November 11th, 2011; Jazz at Pizza Express, London; Michael Janisch/Aruan Ortiz Quintet feat. Greg Osby: Ronnie Scott’s is the premier jazz club in London, but they had booked Dave Brubeck’s Sons Play the Music of Dave Brubeck for the duration of my visit to the city. Meanwhile, just a few blocks away: Greg Osby! The less-promising-sounding Jazz at Pizza Express turned out to be a fine venue: small basement room, great sound, comfortable seating. Janisch, a big, affable American bassist, and the Cuban-born pianist Ortiz, led the band through their own compositions as well as pieces by saxophonist Osby and Fats Waller (“Jitterbug Waltz”). They played a complex and thrilling set, with Janisch, Ortiz and drummer Rudy Royston never merely comping, but improvising their own trio/duo interactions behind the solos from Osby and trumpeter Raynald Colom (from Barcelona).

This was a Friday night in Soho, and several of the larger tables in the room were taken by groups who’d obviously come from work by way of the pub, ordered pizza, had too many drinks, and could not shut the fuck up. Finally, Ortiz, after saying a few words prior to the final tune of the set, offered to wait until the crowd stopped talking before playing again. The room went quiet, but about twenty thin-skinned patrons walked out during their last number.

As the friend I was at the show with pointed out, none of this was new. Listen to any renowned live jazz recording and you’ll hear crowd chatter, dishware noise, etc. (This is probably the secret history of fusion. A jazz musician, tired of not being able to hear the drummer over the sounds of a tableful of salesmen trading jokes, buys himself an amplifier. “Talk over this, motherfucker!”)

But it posed a small dilemma for me the next morning, when Ortiz and Osby sat directly behind me on the “Chunnel” train! How could I let them know I’d greatly enjoyed their set, without also blurting out that I wasn’t one of the talkers in the room? When the train pulled in to Gare du Nord, I did just that. (They were more than gracious.)

November 17th, 2011; Sunset Sunside Jazz Club, Paris; Francois & Louis Moutin w/ Rudresh Mahanthappa & Jean Michel Pilc: Francois Moutin plays bass on several of alto saxophonist Mahanthappa’s albums, and in pianist Jean Michel Pilc’s trio, but I don’t know if the three of them had ever played together before, or with Francois’s brother Louis on drums. Based on this set, I’d say no, but it was an awe-inspiring clash of styles and temperaments. Louis’s playing owed more to Charlie Watts than to Tony Williams (or, perhaps, Rudy Royston’s non-stop inventiveness was still too much on my mind).
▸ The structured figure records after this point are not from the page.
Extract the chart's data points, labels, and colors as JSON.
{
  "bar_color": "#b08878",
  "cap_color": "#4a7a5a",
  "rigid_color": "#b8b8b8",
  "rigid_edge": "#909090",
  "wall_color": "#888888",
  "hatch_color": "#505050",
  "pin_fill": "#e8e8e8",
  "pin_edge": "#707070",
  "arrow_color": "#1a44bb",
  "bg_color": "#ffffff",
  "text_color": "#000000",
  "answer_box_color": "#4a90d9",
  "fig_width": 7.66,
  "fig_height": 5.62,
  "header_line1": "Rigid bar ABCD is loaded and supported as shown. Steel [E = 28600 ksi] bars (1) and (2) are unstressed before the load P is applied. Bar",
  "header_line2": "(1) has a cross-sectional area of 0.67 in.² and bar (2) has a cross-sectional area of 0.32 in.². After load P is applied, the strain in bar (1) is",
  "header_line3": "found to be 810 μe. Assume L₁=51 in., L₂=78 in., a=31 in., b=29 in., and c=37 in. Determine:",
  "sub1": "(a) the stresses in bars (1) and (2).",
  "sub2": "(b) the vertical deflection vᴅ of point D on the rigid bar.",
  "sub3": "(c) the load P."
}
Mahanthappa switched from Indian music infused modalism to free jazz blowing and back, often leaving Pilc, whose own solos pointed to classical training and a fondness for the Romantic, sitting on his hands. Francois was a monster, up for anything. Does it sound like a mess? It was a gig. It was great. To quote the only English on the club’s menu, “Jazz is freedom.”

4 comments:

Marquis de Mores said...

"Santeria," by Sublime, no?

One of the great conflicted ska-punk love songs in all of 1996. "Believe me when I say that I got something for his punk ass, etc."

Joe said...

Thanks. Change made. I blame the Beaujolais Nouveaux.

Robert said...

I think you got the motivation for the origins of fusion just right.

M said...

Great post. But oh, what kind of fool are you -- passing up the opportunity to see Sonny Rollins~~!